Sullo stesso giornale compare anche una lettera di un professore che spiega come con il regolamento attuale a nessuno verrà dato il 5 in condotta e sembra lamentarsene. Vorrei chiedere: quando si veniva rimandati in tutte le materie prendendo 7 in condotta, quanti erano gli studenti a prendere 7? Potrei sbagliarmi, ma secondo me si potevano contare sulle dita di una mano. E scommetto che erano anche stati precedentemente sospesi per un bel po’ di giorni…
Mi sembra che si stia facendo tanto rumore per nulla: quello della condotta resta un provvedimento inutile semplicemente perchè chi verrebbe bocciato per la condotta lo sarebbe anche per il rendimento. Il falso mito del “genio e sregolatezza” forse porta a pensare che la scuola italiana sia piena di futuri Enrico Fermi che prendono a sassate la finestra della classe, ma io dubito che le cose stiano così. E poi siamo sicuri che sia giusto bocciare uno che -con la media dell’8- prende a sassate la finestra della classe? Qui non c’entra il sessantotto, ma piuttosto il buon senso.

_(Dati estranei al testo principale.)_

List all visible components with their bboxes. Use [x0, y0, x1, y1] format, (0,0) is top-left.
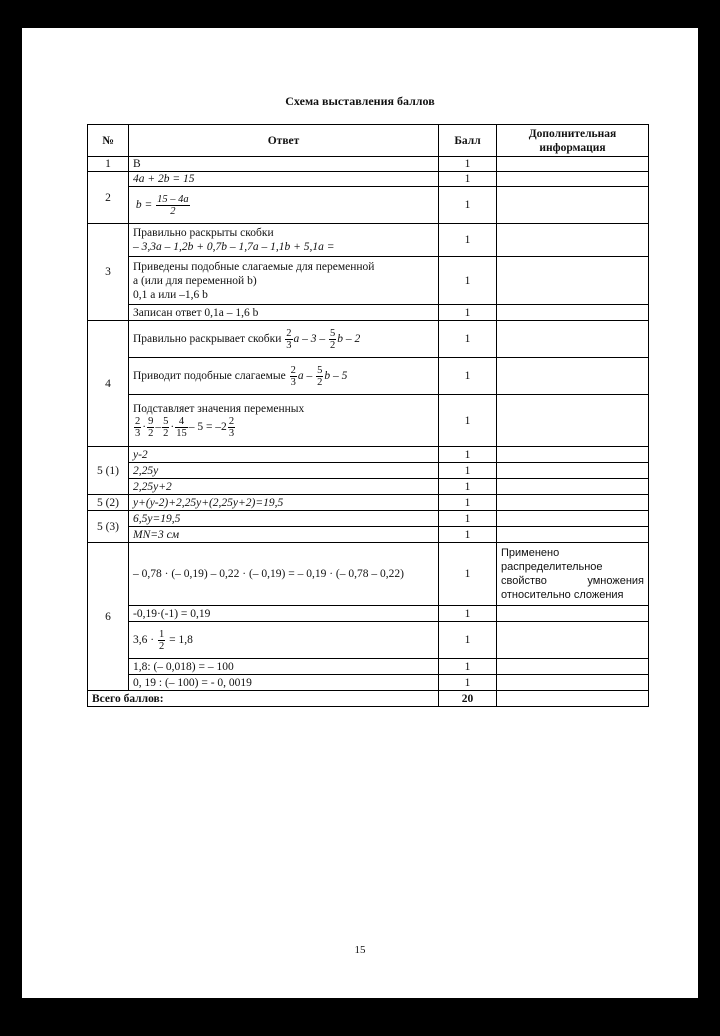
answer-cell [129, 224, 439, 257]
header-info-line2: информация [539, 141, 606, 154]
fraction [290, 365, 297, 388]
info-cell [497, 305, 649, 321]
fraction-denominator: 3 [228, 428, 235, 439]
formula-part: – [155, 421, 162, 434]
info-cell [497, 479, 649, 495]
answer-text: Правильно раскрывает скобки [133, 332, 282, 345]
answer-cell: 0, 19 : (– 100) = - 0, 0019 [129, 675, 439, 691]
fraction-numerator: 4 [175, 416, 188, 428]
answer-line: – 3,3a – 1,2b + 0,7b – 1,7a – 1,1b + 5,1a = [133, 241, 335, 253]
answer-cell [129, 187, 439, 224]
info-cell [497, 358, 649, 395]
answer-text: Подставляет значения переменных [133, 403, 305, 415]
fraction-denominator: 2 [317, 376, 323, 388]
table-row [88, 358, 649, 395]
answer-cell [129, 257, 439, 305]
score-cell: 1 [439, 543, 497, 606]
answer-cell: – 0,78 · (– 0,19) – 0,22 · (– 0,19) = – 0,19 · (– 0,78 – 0,22) [129, 543, 439, 606]
formula-lhs: b = [135, 198, 153, 211]
score-cell: 1 [439, 224, 497, 257]
table-row [88, 543, 649, 606]
task-number: 5 (2) [88, 495, 129, 511]
formula-part: = 1,8 [169, 633, 193, 646]
score-cell: 1 [439, 606, 497, 622]
header-num: № [88, 125, 129, 157]
table-row [88, 527, 649, 543]
score-cell: 1 [439, 527, 497, 543]
info-cell [497, 495, 649, 511]
table-row [88, 463, 649, 479]
info-cell [497, 543, 649, 606]
task-number: 6 [88, 543, 129, 691]
fraction [156, 194, 190, 217]
score-cell: 1 [439, 511, 497, 527]
total-row [88, 691, 649, 707]
answer-cell: Подставляет значения переменных $\frac{2}{3}$ · $\frac{9}{2}$ – $\frac{5}{2}$ · $\frac{4}{15}$ – 5 = –2 $\frac{2}{3}$ [129, 395, 439, 447]
task-number: 5 (3) [88, 511, 129, 543]
table-header-row [88, 125, 649, 157]
score-cell: 1 [439, 395, 497, 447]
info-cell [497, 511, 649, 527]
fraction-numerator: 15 – 4a [157, 193, 189, 205]
table-row [88, 659, 649, 675]
fraction [158, 629, 165, 652]
table-row [88, 479, 649, 495]
header-score: Балл [439, 125, 497, 157]
answer-cell [129, 358, 439, 395]
header-info-line1: Дополнительная [528, 127, 617, 140]
answer-line: a (или для переменной b) [133, 274, 257, 287]
answer-cell: Записан ответ 0,1a – 1,6 b [129, 305, 439, 321]
info-cell [497, 321, 649, 358]
task-number: 5 (1) [88, 447, 129, 495]
score-cell: 1 [439, 187, 497, 224]
answer-cell: y+(y-2)+2,25y+(2,25y+2)=19,5 [129, 495, 439, 511]
table-row [88, 305, 649, 321]
formula-part: b – 5 [324, 369, 348, 382]
fraction [175, 416, 188, 439]
fraction [228, 416, 235, 439]
formula-part: 3,6 · [133, 633, 155, 646]
score-cell: 1 [439, 157, 497, 172]
table-row [88, 495, 649, 511]
fraction-numerator: 2 [228, 416, 235, 427]
answer-cell: y-2 [129, 447, 439, 463]
info-cell [497, 224, 649, 257]
fraction-denominator: 2 [330, 339, 336, 351]
fraction-denominator: 2 [148, 428, 154, 439]
total-score: 20 [439, 691, 497, 707]
fraction-numerator: 5 [317, 364, 323, 376]
score-cell: 1 [439, 257, 497, 305]
score-cell: 1 [439, 447, 497, 463]
task-number: 2 [88, 172, 129, 224]
fraction-denominator: 3 [290, 376, 296, 388]
answer-cell [129, 321, 439, 358]
header-answer: Ответ [129, 125, 439, 157]
table-row [88, 224, 649, 257]
info-cell [497, 157, 649, 172]
table-row [88, 172, 649, 187]
info-cell [497, 447, 649, 463]
header-info [497, 125, 649, 157]
info-cell [497, 257, 649, 305]
formula-part: – 5 = –2 [188, 421, 227, 434]
fraction [147, 416, 154, 439]
fraction [329, 328, 336, 351]
total-label: Всего баллов: [88, 691, 439, 707]
fraction-denominator: 3 [286, 339, 292, 351]
answer-cell: 2,25y+2 [129, 479, 439, 495]
table-row [88, 187, 649, 224]
table-row [88, 511, 649, 527]
info-cell [497, 675, 649, 691]
fraction-numerator: 1 [158, 628, 165, 640]
info-cell [497, 659, 649, 675]
fraction-denominator: 2 [163, 428, 169, 439]
fraction-numerator: 2 [290, 364, 296, 376]
scoring-table [87, 124, 649, 707]
info-cell [497, 463, 649, 479]
fraction [285, 328, 292, 351]
fraction [316, 365, 323, 388]
answer-cell: MN=3 см [129, 527, 439, 543]
table-row [88, 395, 649, 447]
fraction-denominator: 2 [170, 205, 176, 217]
page-number: 15 [354, 944, 366, 956]
answer-cell: В [129, 157, 439, 172]
fraction-numerator: 5 [163, 416, 169, 427]
formula-part: a – [297, 369, 313, 382]
info-cell [497, 622, 649, 659]
score-cell: 1 [439, 622, 497, 659]
fraction [162, 416, 169, 439]
answer-cell: 1,8: (– 0,018) = – 100 [129, 659, 439, 675]
fraction-numerator: 2 [286, 327, 292, 339]
score-cell: 1 [439, 305, 497, 321]
fraction-numerator: 2 [135, 416, 141, 427]
task-number: 1 [88, 157, 129, 172]
fraction-denominator: 15 [176, 428, 187, 439]
formula-part: a – 3 – [293, 332, 326, 345]
info-line: Применено [501, 547, 560, 559]
info-line: распределительное [501, 561, 603, 573]
answer-line: Правильно раскрыты скобки [133, 227, 274, 239]
info-cell [497, 691, 649, 707]
page-title: Схема выставления баллов [285, 94, 435, 108]
table-row [88, 321, 649, 358]
table-row [88, 257, 649, 305]
info-cell [497, 187, 649, 224]
fraction-numerator: 5 [330, 327, 336, 339]
answer-cell: 2,25y [129, 463, 439, 479]
info-cell [497, 527, 649, 543]
formula-part: b – 2 [337, 332, 361, 345]
score-cell: 1 [439, 172, 497, 187]
score-cell: 1 [439, 479, 497, 495]
fraction [134, 416, 141, 439]
score-cell: 1 [439, 659, 497, 675]
answer-line: Приведены подобные слагаемые для переменной [133, 260, 375, 273]
fraction-denominator: 3 [135, 428, 141, 439]
answer-cell: 6,5y=19,5 [129, 511, 439, 527]
answer-cell [129, 622, 439, 659]
table-row [88, 675, 649, 691]
fraction-denominator: 2 [158, 640, 165, 652]
task-number: 3 [88, 224, 129, 321]
score-cell: 1 [439, 675, 497, 691]
info-cell [497, 172, 649, 187]
table-row [88, 447, 649, 463]
fraction-numerator: 9 [148, 416, 154, 427]
info-cell [497, 606, 649, 622]
info-line: свойство умножения [501, 575, 644, 587]
score-cell: 1 [439, 463, 497, 479]
score-cell: 1 [439, 321, 497, 358]
table-row [88, 606, 649, 622]
score-cell: 1 [439, 495, 497, 511]
task-number: 4 [88, 321, 129, 447]
info-cell [497, 395, 649, 447]
info-line: относительно сложения [501, 589, 624, 601]
answer-cell: -0,19·(-1) = 0,19 [129, 606, 439, 622]
answer-line: 0,1 a или –1,6 b [133, 288, 208, 301]
table-row [88, 622, 649, 659]
document-page [22, 28, 698, 998]
answer-cell: 4a + 2b = 15 [129, 172, 439, 187]
score-cell: 1 [439, 358, 497, 395]
answer-text: Приводит подобные слагаемые [133, 369, 286, 382]
table-row [88, 157, 649, 172]
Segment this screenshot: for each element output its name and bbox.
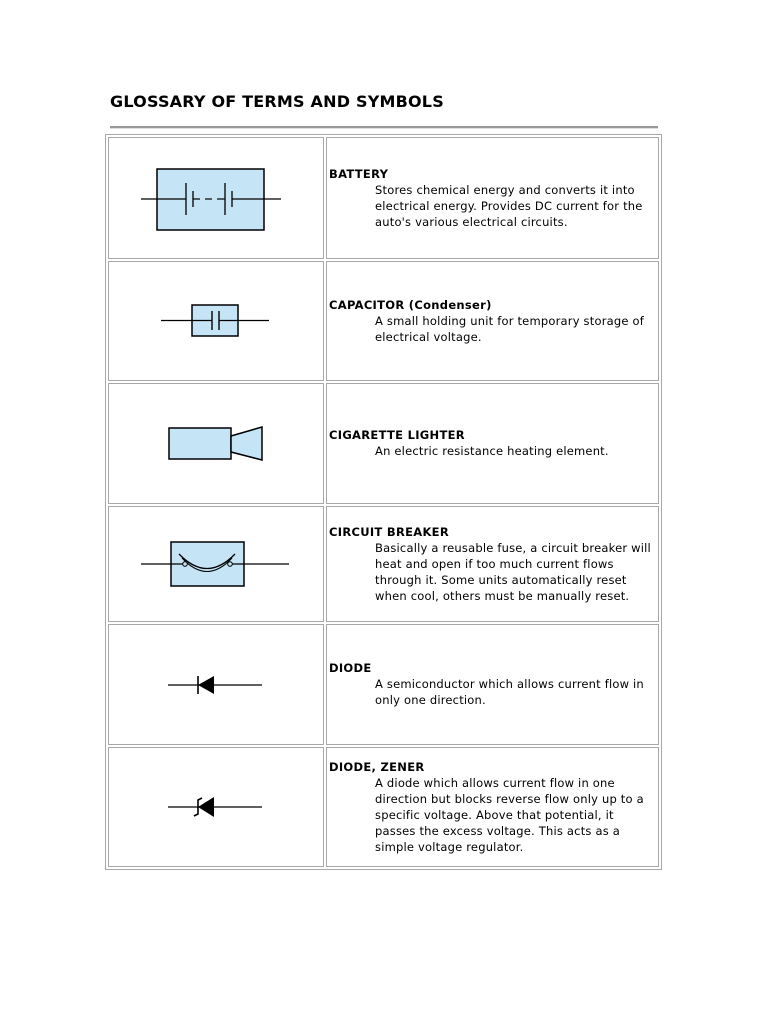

Per ristabilire un clima di fiducia reciproca tra scuola e famiglie, in quella stessa intervista Gelmini propone un sms ai genitori di chi “marina” la scuola per più di dieci giorni (ora si fa una telefonata dopo tre giorni, ma evidentemente il Ministro non lo sa) e di consentire ai Dirigenti scolastici di mettere le telecamere nelle classi (altra parziale marcia indietro, dunque, dopo le accuse di volersi atteggiare a Grande Sorella).
Penso però che il Ministro abbia ragione sul punto che i problemi della scuola italiana nascono anche da quella frattura tra scuola e famiglie. Gli insegnanti considerano i genitori i sindacalisti dei loro figli (e dunque li considerano inutili se non dannosi) e i genitori considerano gli insegnanti dei lavativi (e quindi non si fidano).
Per rompere questo gioco al massacro reciproco, suggerirei al Ministro una soluzione meno tecnologica degli sms e delle telecamere, ma forse più efficace: potrebbe cominciare col chiedere al suo collega Brunetta di tacere. Ogni tanto.